The hurdler, who was 7th in the 2008 Beijing Olympics and 4th in London, also is on this year's Olympic bobsled team. In past games, 1968 gold medal hurdler Willie Davenport competed in the 1980 Lake Placid bobsled, finishing 12th. Two-time Olympic hurdles gold medalist Edwin Moses tried but didn't make the cut for the 1992 bobsled team. (Football's Herschel Walker did, and finished seventh at the Albertville Games.)
In addition there are several local athletes competing in Sochi:
A middle school gym teacher introduced Daly to the luge sled, and he quickly qualified -- in one of the Olympic training center's Long Island talent searches -- for a training camp at Lake Placid. There, he promptly switched to the skeleton, a sled ridden head first in a prone position and steered by dragging feet and subtly shifting body weight.

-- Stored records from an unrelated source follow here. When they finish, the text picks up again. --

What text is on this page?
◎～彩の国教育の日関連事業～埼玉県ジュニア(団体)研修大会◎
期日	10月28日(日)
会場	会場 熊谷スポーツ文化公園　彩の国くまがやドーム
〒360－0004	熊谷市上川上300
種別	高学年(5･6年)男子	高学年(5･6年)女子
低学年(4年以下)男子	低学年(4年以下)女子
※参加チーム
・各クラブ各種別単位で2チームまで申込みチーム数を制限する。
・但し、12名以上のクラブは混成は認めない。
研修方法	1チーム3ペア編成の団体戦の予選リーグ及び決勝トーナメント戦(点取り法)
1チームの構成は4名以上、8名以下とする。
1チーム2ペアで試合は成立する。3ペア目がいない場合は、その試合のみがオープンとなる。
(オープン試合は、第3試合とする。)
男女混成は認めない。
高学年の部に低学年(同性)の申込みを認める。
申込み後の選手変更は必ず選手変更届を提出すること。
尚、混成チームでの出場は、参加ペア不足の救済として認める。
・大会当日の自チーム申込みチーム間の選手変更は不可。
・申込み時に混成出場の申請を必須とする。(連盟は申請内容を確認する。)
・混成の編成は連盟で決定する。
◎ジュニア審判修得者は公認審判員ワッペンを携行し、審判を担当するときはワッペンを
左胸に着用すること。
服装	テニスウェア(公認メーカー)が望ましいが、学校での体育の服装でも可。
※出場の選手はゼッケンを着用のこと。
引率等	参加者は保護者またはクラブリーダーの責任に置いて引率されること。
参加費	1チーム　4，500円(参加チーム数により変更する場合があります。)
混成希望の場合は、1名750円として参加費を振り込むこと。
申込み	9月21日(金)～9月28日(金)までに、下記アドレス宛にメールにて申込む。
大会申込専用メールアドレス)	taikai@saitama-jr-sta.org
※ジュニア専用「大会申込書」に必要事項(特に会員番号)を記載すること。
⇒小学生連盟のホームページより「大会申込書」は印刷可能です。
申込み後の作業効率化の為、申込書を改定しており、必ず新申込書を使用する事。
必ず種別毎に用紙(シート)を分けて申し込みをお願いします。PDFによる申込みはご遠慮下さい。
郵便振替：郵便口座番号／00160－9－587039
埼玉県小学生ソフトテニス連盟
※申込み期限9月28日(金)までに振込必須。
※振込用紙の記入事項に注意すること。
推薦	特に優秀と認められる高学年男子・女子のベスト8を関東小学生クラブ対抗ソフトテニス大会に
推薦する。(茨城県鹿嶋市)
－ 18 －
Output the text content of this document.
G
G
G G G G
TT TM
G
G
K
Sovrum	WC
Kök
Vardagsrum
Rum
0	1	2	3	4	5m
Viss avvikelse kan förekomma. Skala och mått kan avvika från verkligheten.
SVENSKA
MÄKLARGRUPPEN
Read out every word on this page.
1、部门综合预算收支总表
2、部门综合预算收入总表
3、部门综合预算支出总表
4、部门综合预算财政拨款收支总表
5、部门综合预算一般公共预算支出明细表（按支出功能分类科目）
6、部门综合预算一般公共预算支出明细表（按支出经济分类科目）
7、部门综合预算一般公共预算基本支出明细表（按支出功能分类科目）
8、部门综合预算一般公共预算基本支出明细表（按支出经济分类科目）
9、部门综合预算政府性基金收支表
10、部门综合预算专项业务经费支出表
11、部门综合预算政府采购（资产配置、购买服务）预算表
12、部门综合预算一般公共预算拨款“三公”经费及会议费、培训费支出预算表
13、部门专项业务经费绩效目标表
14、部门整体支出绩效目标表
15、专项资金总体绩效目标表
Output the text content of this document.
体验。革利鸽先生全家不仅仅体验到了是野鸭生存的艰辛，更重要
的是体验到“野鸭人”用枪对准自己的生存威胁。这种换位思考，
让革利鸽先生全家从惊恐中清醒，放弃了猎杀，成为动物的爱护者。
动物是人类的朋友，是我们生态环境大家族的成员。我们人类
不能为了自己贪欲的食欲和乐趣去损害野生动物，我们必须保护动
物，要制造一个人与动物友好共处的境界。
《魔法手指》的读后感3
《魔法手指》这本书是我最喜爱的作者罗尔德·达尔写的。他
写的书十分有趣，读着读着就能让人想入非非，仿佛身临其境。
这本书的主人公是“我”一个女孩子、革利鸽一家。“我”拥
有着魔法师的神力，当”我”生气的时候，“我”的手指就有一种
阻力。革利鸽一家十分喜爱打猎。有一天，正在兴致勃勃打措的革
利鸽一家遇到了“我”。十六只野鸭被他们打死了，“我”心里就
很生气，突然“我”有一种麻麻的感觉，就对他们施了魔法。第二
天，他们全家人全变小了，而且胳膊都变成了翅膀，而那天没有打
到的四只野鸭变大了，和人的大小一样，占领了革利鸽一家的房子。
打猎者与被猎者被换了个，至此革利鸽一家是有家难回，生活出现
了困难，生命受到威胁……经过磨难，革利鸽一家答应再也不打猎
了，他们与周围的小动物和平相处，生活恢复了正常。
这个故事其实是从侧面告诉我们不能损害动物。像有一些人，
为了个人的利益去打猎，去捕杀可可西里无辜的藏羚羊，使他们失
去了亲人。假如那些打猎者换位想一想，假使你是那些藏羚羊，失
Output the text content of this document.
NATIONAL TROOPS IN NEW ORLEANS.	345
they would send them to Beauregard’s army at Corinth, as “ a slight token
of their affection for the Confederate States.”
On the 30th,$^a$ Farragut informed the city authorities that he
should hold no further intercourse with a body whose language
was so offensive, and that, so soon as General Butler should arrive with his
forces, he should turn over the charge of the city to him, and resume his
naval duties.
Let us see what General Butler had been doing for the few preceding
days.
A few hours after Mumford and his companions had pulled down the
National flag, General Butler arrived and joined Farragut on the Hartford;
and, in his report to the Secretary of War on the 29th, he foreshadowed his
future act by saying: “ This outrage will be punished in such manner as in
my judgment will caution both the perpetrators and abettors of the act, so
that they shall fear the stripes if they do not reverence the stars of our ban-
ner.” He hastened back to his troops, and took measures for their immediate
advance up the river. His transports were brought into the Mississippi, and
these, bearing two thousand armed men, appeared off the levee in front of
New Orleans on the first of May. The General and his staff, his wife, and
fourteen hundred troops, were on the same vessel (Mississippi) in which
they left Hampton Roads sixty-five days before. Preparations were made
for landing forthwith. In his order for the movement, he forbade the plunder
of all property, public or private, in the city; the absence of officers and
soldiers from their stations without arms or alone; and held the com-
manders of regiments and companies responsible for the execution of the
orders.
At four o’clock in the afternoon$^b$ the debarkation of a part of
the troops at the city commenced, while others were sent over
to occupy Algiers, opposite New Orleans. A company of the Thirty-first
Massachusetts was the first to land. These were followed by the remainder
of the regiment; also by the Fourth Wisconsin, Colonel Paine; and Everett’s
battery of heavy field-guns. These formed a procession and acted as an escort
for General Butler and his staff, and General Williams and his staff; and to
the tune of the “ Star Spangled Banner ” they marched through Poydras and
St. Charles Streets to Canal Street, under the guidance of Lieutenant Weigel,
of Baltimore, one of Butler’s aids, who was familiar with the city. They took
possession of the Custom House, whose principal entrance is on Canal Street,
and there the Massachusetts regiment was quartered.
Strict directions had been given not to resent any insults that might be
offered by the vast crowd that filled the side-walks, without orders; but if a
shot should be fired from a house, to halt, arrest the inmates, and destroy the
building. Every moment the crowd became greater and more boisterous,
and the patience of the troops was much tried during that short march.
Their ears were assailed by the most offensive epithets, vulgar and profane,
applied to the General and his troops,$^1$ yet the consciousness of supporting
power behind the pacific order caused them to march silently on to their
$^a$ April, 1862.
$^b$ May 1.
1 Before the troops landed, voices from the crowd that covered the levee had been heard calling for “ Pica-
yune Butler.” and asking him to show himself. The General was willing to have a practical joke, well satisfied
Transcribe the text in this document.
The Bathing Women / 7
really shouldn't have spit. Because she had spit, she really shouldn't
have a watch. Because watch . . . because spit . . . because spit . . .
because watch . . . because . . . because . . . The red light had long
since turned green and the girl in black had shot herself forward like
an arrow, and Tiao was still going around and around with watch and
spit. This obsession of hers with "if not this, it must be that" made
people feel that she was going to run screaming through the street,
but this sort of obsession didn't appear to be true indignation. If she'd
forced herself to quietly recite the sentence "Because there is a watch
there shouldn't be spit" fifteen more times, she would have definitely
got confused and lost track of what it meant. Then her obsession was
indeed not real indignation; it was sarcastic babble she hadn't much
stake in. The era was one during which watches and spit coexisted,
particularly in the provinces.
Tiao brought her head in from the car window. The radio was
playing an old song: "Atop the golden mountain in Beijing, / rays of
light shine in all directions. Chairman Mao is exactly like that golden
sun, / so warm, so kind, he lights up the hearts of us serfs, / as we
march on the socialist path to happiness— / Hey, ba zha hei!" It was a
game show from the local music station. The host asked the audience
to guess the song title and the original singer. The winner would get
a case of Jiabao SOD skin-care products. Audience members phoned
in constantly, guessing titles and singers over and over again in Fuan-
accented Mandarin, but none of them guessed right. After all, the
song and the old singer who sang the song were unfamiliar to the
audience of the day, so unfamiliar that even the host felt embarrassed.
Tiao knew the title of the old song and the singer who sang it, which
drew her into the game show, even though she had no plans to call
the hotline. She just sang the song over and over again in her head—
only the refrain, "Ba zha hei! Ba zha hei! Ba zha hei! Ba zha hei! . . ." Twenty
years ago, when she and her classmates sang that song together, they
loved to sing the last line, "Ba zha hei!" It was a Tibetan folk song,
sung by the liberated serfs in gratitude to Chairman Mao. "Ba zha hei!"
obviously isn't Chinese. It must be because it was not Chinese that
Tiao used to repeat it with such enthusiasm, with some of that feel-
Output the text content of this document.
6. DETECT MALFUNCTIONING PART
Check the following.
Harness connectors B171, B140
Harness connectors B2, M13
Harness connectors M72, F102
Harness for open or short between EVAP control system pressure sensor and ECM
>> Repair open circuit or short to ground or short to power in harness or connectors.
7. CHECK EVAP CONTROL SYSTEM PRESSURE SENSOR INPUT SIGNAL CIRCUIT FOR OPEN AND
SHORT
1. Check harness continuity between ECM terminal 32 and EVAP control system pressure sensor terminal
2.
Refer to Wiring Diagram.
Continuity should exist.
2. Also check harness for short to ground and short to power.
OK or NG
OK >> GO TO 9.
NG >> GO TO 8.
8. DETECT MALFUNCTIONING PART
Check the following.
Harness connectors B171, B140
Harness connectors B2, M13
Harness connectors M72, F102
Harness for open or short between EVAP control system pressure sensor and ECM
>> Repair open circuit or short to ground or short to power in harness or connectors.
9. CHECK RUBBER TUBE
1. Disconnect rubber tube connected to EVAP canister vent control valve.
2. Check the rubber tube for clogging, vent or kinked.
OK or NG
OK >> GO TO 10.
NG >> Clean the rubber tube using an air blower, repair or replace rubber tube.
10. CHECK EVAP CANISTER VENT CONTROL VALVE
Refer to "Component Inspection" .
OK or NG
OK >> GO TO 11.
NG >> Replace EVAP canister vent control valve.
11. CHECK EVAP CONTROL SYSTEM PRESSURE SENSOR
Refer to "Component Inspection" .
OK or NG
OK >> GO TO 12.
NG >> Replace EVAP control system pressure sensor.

A track and field athlete at Smithtown High, Daly chose SUNY Plattsburgh for college to further his track career -- he became an All-American in the 10-event decathlon -- while continuing with skeleton. He regularly would drive an hour to Lake Placid after classes to train. Sochi is his second Olympic appearance; he finished 17th at the 2010 Vancouver Games.
Huntington Station, luge
Mortensen's father was working for Verizon, a founding sponsor of the U.S. luge federation, when Matt spied a flier about the sport at his dad's office. His first luge tryouts on Long Island, in an attempt to be invited to Lake Placid, were failures, but by the time he was in eighth grade, Mortensen was traveling with the U.S. development team in Europe during the winter months.
He and doubles partner Preston Griffall, a Salt Lake City native, missed the 2010 Olympics after losing a race-off for the last American Olympic berth. Mortensen then moved to Lake Placid full time.
West Islip, luge
Another recruit to Lake Placid's Olympic training center, Kelly first became aware of the luge -- a sled similar to a toboggan -- during telecasts of the 2006 Turin Olympics. He made rapid progress from a Farmingville luge tryout, conducted on sleds with wheels rather than blades, to a spot on the U.S. junior development team. He was 15 when he relocated from his West Islip home to Lake Placid, where he attended the National Sports Academy, a boarding school for winter sports athletes.
Also, Dr. Marc Taczanowski, a specialist in sports medicine, injury prevention and injury management based at True Sports Care in Nesconset, is serving as team doctor for the U.S. bobsled and skeleton teams in Sochi.
Locally based NHL hockey players will compete in Sochi:
Islanders: John Tavares for Canada, Lubomir Visnovsky for Slovakia, Michael Grabner and Thomas Vanek for Austria.
Rangers: Ryan Callahan, Ryan McDonagh and Derek Stepan for the United States; Rick Nash for Canada, Henrik Lundqvist and Carl Hagelin for Sweden and Mats Zuccarello for Norway.